The United Kingdom currently also has three more mandatory minimum sentences for certain offences, namely: a minimum of 7 years' imprisonment for a person over 18 convicted of trafficking, supplying or producing Class A drugs for the third or subsequent time; a minimum of 5 years' imprisonment (for a person over 18) or 3 years' imprisonment (for a person aged 16–17) for possession, purchase, acquisition, manufacture, transfer or sale of a prohibited firearm or weapon for the first or subsequent time; and a minimum of 3 years' imprisonment for a person over 18 convicted of a domestic burglary for the third or subsequent time.

Three strikes law

In 1994, California introduced a "Three Strikes Law". This state is known for fully enforcing laws and is considered most severe in comparison to other states. The Three strikes law was intended to reduce crime by implementing extended sentencing to deter repeated offenders. This consideration further restricts one's ability to commit new crimes.  Similar laws were subsequently adopted in most American jurisdictions.

However, California's "Three Strikes Law" is clearly outlined for all, especially those who are subjected to such sentencing.

strike (1)
 Directly affects individuals who exhibit a history regarded as violent or serious pertaining to their initial felony conviction. Should this history exist, it could greatly impact sentencing guidelines surrounding an individuals present felony conviction.

strike (2)
 An individual who has committed a crime resulting in their 2nd felony conviction, would be affected by the second strike as well. This would impact the length of the individuals sentencing by doubling the sentence one would initially be subject to, if it were their first felony conviction.

strike (3) 
 Is intended individuals who appear to be repeated offenders. Therefore, this strike is for individuals who have two or more felony convictions, their sentencing would result in a minimum of 25 years to life.

A similar "three strikes" policy was introduced to the United Kingdom by the Conservative government in 1997. This legislation enacted a mandatory life sentence on a conviction for a second "serious" violent or sexual offence (i.e. "two strikes" law), a minimum sentence of seven years for those convicted for a third time of a drug trafficking offence involving a class A drug, and a mandatory minimum sentence of three years for those convicted for the third time of burglary. An amendment by the Labour opposition established that mandatory sentences should not be imposed if the judge considered it unjust.

According to figures released by the British government in 2005, just three drug dealers and eight burglars received mandatory sentences in the next seven years, because judges thought a longer sentence was unjust in all other drug and burglary cases where the defendant was found guilty. However, in 2003 a new "two strikes" law was enacted (effective from April 4, 2005), requiring courts to presume that a criminal who commits his second violent or dangerous offence deserves a life sentence unless the judge is satisfied that the defendant is not a danger to the public. This resulted in far more life sentences than the 1997 legislation. In response to prison overcrowding, the law was changed in 2008 to reduce the number of such sentences being passed, by restoring judicial discretion and abolishing the presumption that a repeat offender is dangerous.

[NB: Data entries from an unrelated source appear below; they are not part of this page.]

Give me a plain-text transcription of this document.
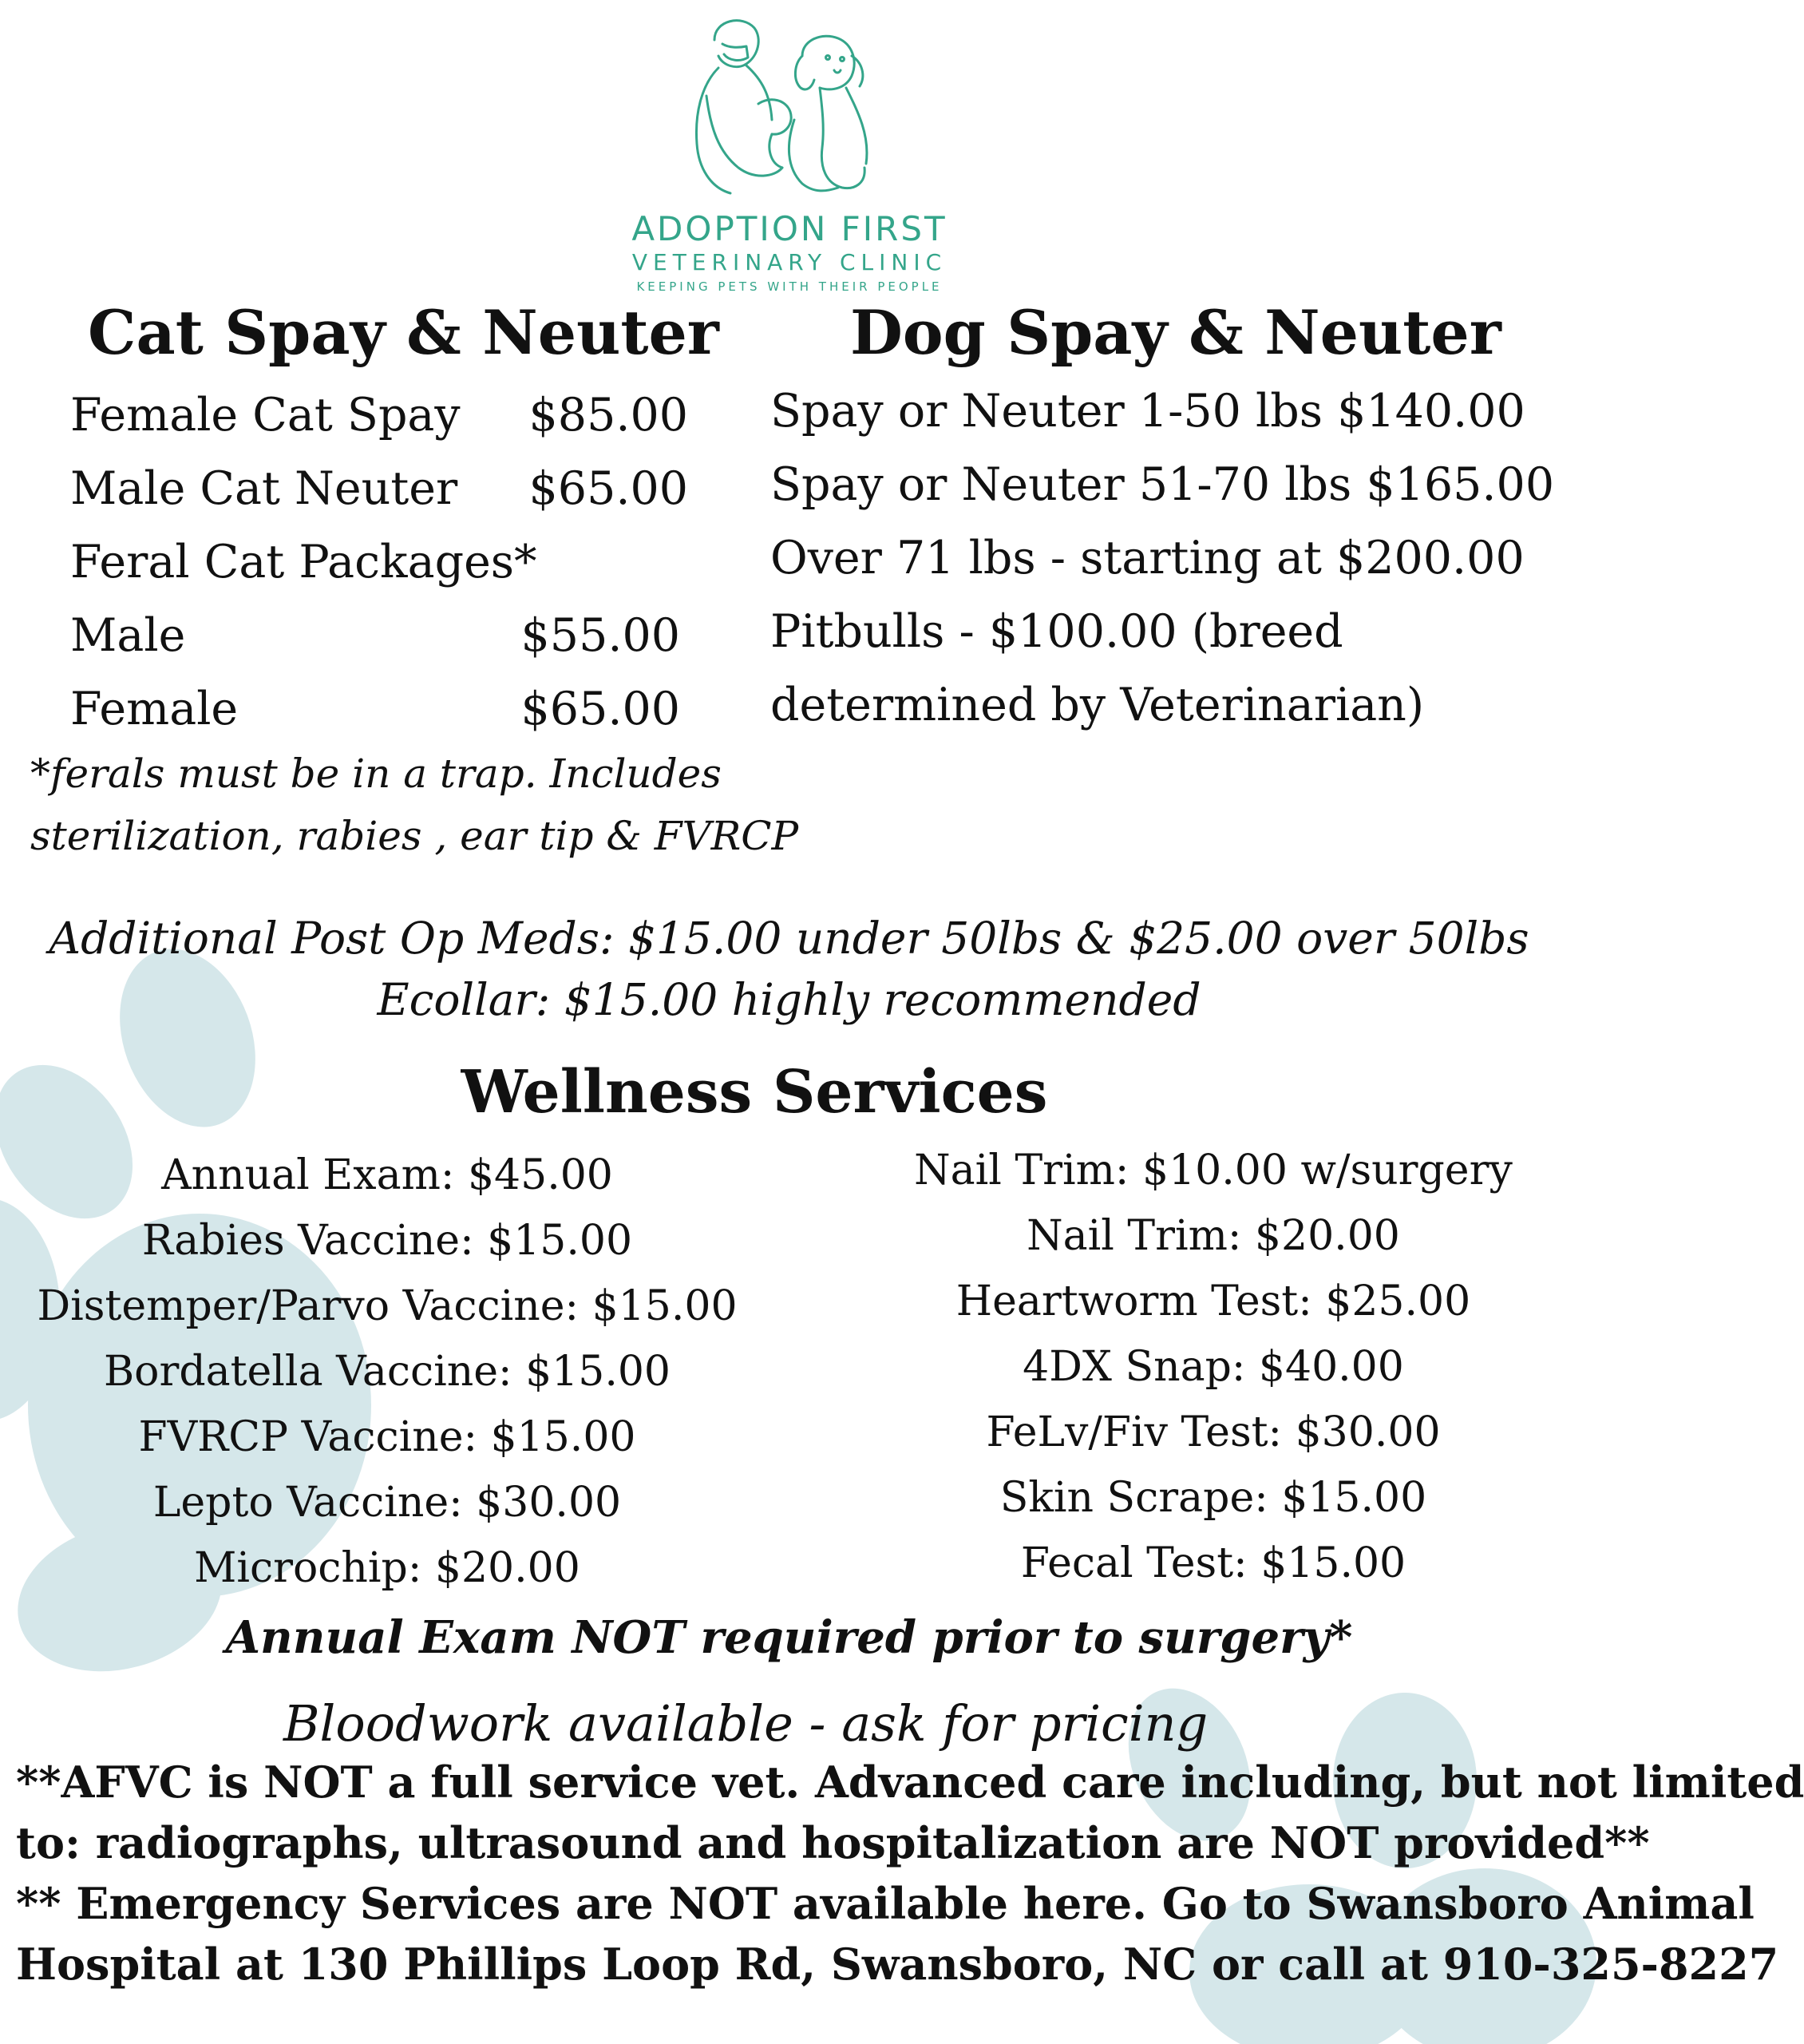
ADOPTION FIRST
VETERINARY CLINIC
KEEPING PETS WITH THEIR PEOPLE
Cat Spay & Neuter
Female Cat Spay	$85.00
Male Cat Neuter	$65.00
Feral Cat Packages*
Male	$55.00
Female	$65.00
*ferals must be in a trap. Includes
sterilization, rabies , ear tip & FVRCP
Dog Spay & Neuter
Spay or Neuter 1-50 lbs $140.00
Spay or Neuter 51-70 lbs $165.00
Over 71 lbs - starting at $200.00
Pitbulls - $100.00 (breed
determined by Veterinarian)
Additional Post Op Meds: $15.00 under 50lbs & $25.00 over 50lbs
Ecollar: $15.00 highly recommended
Wellness Services
Annual Exam: $45.00
Rabies Vaccine: $15.00
Distemper/Parvo Vaccine: $15.00
Bordatella Vaccine: $15.00
FVRCP Vaccine: $15.00
Lepto Vaccine: $30.00
Microchip: $20.00
Nail Trim: $10.00 w/surgery
Nail Trim: $20.00
Heartworm Test: $25.00
4DX Snap: $40.00
FeLv/Fiv Test: $30.00
Skin Scrape: $15.00
Fecal Test: $15.00
Annual Exam NOT required prior to surgery*
Bloodwork available - ask for pricing
**AFVC is NOT a full service vet. Advanced care including, but not limited
to: radiographs, ultrasound and hospitalization are NOT provided**
** Emergency Services are NOT available here. Go to Swansboro Animal
Hospital at 130 Phillips Loop Rd, Swansboro, NC or call at 910-325-8227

Australia's Northern Territory in March 1997 introduced mandatory sentences of one month to one year for the third offence regarding property and theft. They were later adopted by Western Australia.

Race

Concerning US federal prisons, Barbara S. Meierhoefer, in her report for the Federal Judicial Center stated: "The proportion of black offenders grew from under 10% in 1984 to 28% of the mandatory minimum drug offenders by 1990; whites now constitute less than a majority of this group. This is a much more dramatic shift than found in the federal offender population in general."

According to the Statistical Overview of Mandatory Minimum Penalties presented in October 2011, "[o]f all offenders convicted of an offense carrying a mandatory minimum punishment and who remained subject to that penalty at sentencing, 38.5 percent were Black (n=4,076), 31.8 percent were Hispanic (n=3,364), and 27.5 percent (n=2,913) were White."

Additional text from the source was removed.